You're going into environment that's completely unforgiving. The temperatures that we're seeing on the spacecraft or have not been seen by any other spacecraft ever before. The scariest thing about the Sun is the unknown. We see it every day but we see it from 93 million miles away.This first perihelion were going into we have very minimal contact - all we can get is a tone. I'm going to be waiting on the edge of my seat for those beacon tones. The Sun facing side will be exposed to in excess of 2,500 degrees Fahrenheit. We're gonna go closer to the Sun than any other spacecraft has gone before. We're not going to do that once we're not gonna do it twice - we're gonna do that 24 times - and that is terrifying. We really don't know what we're gonna find until we get there.  In 1958 Gene Parker had an idea that the area around the Sun would behave in a certain way. There are two really overarching mysteries that we have always wanted to study: why is the corona hotter than the surface of the Sun? Why is the solar wind continuously accelerated? We are now in what we call our encounter attitude the TPS is pointed at the Sun and we will not leave that attitude until we get back around the backside of the Sun. So we keep the thermal shield between the spacecraft body and the Sun. We have designed the spacecraft to be able to do the right thing no matter what it sees. You can't do Parker Solar Probe unless you're willing to build a spacecraft that could take care of itself; you can't build Parker Solar Probe unless you can build a shield that could withstand the thermal environment; you can't do Parker Solar Probe unless you can keep the power generation cool - and all these things contain some level of risk. The Sun is a wideband radio source so any spacecraft is either in front of the Sun behind the Sun or near the Sun you can't talk to it.
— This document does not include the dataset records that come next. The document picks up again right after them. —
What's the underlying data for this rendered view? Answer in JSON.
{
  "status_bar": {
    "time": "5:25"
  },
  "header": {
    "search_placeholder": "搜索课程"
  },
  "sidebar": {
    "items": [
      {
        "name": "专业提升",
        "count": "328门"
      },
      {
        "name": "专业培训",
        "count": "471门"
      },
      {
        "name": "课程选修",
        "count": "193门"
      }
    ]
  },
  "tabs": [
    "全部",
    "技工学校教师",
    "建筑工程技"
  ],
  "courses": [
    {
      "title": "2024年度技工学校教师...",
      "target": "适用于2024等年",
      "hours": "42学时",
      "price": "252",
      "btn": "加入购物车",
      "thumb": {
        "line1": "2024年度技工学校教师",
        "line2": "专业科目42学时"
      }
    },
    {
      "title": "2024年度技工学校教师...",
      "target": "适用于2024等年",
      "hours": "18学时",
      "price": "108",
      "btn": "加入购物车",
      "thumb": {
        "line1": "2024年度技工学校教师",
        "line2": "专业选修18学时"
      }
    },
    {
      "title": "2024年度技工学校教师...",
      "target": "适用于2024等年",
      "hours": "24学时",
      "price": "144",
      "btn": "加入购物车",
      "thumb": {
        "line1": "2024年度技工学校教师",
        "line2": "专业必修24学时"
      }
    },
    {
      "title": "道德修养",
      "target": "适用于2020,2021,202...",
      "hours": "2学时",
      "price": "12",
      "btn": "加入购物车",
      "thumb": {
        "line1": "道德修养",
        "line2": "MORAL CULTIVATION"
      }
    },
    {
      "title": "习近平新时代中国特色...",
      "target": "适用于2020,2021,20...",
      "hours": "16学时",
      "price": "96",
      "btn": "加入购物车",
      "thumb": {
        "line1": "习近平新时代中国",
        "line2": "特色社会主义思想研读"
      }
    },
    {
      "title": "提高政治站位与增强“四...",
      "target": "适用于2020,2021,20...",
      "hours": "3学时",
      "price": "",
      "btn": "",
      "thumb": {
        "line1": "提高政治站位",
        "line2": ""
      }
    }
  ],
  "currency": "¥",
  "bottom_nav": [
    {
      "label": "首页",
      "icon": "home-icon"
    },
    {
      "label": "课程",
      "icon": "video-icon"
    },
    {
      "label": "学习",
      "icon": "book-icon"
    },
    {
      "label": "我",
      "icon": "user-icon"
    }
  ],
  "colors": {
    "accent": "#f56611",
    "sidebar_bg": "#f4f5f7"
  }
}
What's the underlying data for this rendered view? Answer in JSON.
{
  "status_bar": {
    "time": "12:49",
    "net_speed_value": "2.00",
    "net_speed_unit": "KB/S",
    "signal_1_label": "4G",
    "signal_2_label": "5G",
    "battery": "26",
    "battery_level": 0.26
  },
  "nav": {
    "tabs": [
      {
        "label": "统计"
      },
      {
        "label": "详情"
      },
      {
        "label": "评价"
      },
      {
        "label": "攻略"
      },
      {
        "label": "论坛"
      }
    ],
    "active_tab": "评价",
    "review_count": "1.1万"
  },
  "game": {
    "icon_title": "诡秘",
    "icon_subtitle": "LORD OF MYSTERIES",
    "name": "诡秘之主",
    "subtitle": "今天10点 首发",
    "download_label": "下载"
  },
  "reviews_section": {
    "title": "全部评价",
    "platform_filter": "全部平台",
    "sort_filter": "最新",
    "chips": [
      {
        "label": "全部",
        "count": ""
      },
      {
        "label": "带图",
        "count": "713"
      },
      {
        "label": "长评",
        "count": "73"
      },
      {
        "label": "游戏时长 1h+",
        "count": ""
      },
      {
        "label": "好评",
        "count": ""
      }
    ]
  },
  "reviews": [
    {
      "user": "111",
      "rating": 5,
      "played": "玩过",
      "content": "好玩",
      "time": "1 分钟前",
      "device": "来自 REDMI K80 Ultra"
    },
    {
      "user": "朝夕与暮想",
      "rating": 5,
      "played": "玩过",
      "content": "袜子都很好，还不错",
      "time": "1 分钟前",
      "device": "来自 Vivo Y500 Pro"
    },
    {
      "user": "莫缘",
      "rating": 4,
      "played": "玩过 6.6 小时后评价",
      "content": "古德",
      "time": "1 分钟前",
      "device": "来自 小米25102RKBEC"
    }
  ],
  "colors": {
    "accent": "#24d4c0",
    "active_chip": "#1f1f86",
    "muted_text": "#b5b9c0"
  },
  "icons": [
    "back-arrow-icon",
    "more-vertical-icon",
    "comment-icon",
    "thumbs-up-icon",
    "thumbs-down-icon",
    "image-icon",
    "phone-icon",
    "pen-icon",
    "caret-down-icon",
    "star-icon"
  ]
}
Parker Solar Probe is designed to transmit four different kinds of beacon tones A is a good beacon, the fault management system is reporting that all systems are nominal. The other three tones mean that some type of fault has occurred on board. We will be mostly out of contact with the spacecraft through encounter so the only thing we will have is those beacon tones. We will be all waiting for the call: "APL, APL - I am Parker Solar Probe. I'm doing well, and I have surprises for you. The fear and tension and stress is all going to be focused on those last few minutes. This truly is a mission of discovery.